A Girl Called Sue
There once was a girl called Sue. She was a measly girl. Skinny, unkempt. She smelled of broccoli on the good days and cauliflower on the bad. Her brother, trumped up in his baggy hoodie, used to ride by on his too-big bike and stuff his vegetables from dinner down her shirt.
She’d tried to run and hide, once. Her side had been discolored for weeks. First a deep blue with tinges of red, almost as if the blood would leak through. Then a duller blue faded to the pale green of overcooked string beans and then the yellow of rotting leaves in Fall set in. The memory of that particular beating faded away just like the bruise.
Sue stank. And she was ugly. Although in a different time and place, and a different home, she would have been considered beautiful. She never tried particularly hard in school, but she was smart.
She would hear a frustrated thump from the console in the other room, when John would bother to come home. She’d mouse her way into the room and look over his shoulder.

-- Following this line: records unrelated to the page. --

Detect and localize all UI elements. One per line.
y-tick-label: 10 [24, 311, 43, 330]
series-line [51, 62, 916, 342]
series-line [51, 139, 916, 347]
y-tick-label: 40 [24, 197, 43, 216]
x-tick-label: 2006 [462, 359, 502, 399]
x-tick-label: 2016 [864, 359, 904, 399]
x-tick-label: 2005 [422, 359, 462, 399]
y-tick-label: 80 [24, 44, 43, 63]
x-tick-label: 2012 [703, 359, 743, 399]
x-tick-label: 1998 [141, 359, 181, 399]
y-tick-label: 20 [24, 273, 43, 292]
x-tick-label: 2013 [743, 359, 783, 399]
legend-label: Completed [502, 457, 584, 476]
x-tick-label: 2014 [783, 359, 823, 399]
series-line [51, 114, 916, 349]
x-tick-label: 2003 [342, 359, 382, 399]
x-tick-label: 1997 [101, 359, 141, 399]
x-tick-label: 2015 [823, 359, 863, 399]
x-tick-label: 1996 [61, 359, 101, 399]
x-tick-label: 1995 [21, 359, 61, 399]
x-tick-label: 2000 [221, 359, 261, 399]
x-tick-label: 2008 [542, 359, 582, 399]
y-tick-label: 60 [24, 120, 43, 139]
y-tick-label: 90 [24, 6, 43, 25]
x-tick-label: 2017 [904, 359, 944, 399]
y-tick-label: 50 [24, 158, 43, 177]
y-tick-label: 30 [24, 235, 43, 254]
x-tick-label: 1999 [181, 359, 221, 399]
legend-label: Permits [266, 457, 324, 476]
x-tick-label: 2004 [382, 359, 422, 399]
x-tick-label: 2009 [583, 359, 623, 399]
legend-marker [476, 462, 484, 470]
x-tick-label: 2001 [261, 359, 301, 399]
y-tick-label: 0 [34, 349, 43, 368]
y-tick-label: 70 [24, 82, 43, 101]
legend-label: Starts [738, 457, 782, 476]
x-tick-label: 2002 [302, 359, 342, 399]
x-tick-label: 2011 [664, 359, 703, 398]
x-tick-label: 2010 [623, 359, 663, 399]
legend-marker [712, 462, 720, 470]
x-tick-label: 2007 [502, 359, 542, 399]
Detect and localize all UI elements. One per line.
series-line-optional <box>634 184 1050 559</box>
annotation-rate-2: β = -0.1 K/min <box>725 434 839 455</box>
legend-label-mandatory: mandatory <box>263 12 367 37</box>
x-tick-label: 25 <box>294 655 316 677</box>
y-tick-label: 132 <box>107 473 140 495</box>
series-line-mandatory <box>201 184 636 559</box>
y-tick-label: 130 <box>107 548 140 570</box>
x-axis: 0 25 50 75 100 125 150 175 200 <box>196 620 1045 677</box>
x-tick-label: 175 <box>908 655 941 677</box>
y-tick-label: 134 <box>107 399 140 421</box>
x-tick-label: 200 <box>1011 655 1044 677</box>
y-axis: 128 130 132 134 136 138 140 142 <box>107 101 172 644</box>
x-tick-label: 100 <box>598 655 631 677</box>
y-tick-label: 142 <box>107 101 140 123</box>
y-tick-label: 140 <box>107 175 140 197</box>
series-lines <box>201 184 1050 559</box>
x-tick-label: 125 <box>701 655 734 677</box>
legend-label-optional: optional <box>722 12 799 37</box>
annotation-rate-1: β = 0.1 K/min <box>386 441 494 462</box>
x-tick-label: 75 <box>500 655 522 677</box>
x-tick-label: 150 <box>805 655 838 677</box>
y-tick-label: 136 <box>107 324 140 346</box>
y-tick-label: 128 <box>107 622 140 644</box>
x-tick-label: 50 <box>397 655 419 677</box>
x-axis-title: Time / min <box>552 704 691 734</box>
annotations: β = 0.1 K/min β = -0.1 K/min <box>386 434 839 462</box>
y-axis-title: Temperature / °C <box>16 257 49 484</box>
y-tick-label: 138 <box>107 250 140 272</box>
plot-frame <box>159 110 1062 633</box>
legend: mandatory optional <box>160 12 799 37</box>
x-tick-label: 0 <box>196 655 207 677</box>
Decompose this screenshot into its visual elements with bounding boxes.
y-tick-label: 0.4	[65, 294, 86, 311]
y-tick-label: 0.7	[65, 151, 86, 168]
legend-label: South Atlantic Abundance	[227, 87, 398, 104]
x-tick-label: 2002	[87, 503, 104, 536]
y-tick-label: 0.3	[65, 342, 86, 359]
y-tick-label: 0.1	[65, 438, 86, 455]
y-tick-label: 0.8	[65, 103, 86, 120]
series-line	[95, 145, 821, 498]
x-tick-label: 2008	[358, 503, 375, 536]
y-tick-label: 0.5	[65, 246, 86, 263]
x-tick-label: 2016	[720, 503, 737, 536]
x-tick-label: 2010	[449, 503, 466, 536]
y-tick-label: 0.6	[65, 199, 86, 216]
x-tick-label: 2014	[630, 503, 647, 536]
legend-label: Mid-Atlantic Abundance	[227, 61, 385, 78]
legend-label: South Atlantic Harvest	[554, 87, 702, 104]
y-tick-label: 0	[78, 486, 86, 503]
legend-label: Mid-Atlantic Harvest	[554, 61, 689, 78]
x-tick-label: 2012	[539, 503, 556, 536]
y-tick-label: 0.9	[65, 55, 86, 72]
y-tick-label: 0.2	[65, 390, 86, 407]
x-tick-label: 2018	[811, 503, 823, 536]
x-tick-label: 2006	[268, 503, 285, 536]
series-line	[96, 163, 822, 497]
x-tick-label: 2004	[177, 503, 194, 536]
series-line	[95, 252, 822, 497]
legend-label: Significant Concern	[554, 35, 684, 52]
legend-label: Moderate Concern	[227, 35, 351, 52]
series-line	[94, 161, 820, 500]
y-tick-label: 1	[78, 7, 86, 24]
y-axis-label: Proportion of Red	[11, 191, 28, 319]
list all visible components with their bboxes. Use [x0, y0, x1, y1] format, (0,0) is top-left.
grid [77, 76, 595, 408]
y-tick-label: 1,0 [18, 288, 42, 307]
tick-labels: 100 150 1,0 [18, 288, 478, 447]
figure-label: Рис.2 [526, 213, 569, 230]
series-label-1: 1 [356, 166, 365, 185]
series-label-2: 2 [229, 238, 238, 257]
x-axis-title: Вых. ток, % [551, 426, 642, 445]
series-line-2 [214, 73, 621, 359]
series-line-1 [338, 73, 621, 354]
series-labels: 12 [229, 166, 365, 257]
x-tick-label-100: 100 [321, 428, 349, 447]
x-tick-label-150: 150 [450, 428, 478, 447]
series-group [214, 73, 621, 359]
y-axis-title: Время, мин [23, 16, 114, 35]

He’d try whatever it was again and sigh. She’d brush the outside of his arm while reaching for the keyboard. Typically, she’d issue three commands and leave. The console and her, they could speak.
With everyone, and everything, else Sue just never landed quite right.
The first time she’d helped John, he’d been screaming at the top of his lungs at the console. She’d slipped in and he’d thrown a mug and dented the wall. She’d dashed out. Later that night, after he’d gone to bed, she’d returned and played back the history. She’d uploaded his file to The-Fuzzier-The-Friendlier and shut the console back down.
She only ever wanted to help, to fix things. Yet she only made things worse unless it was just her and the console.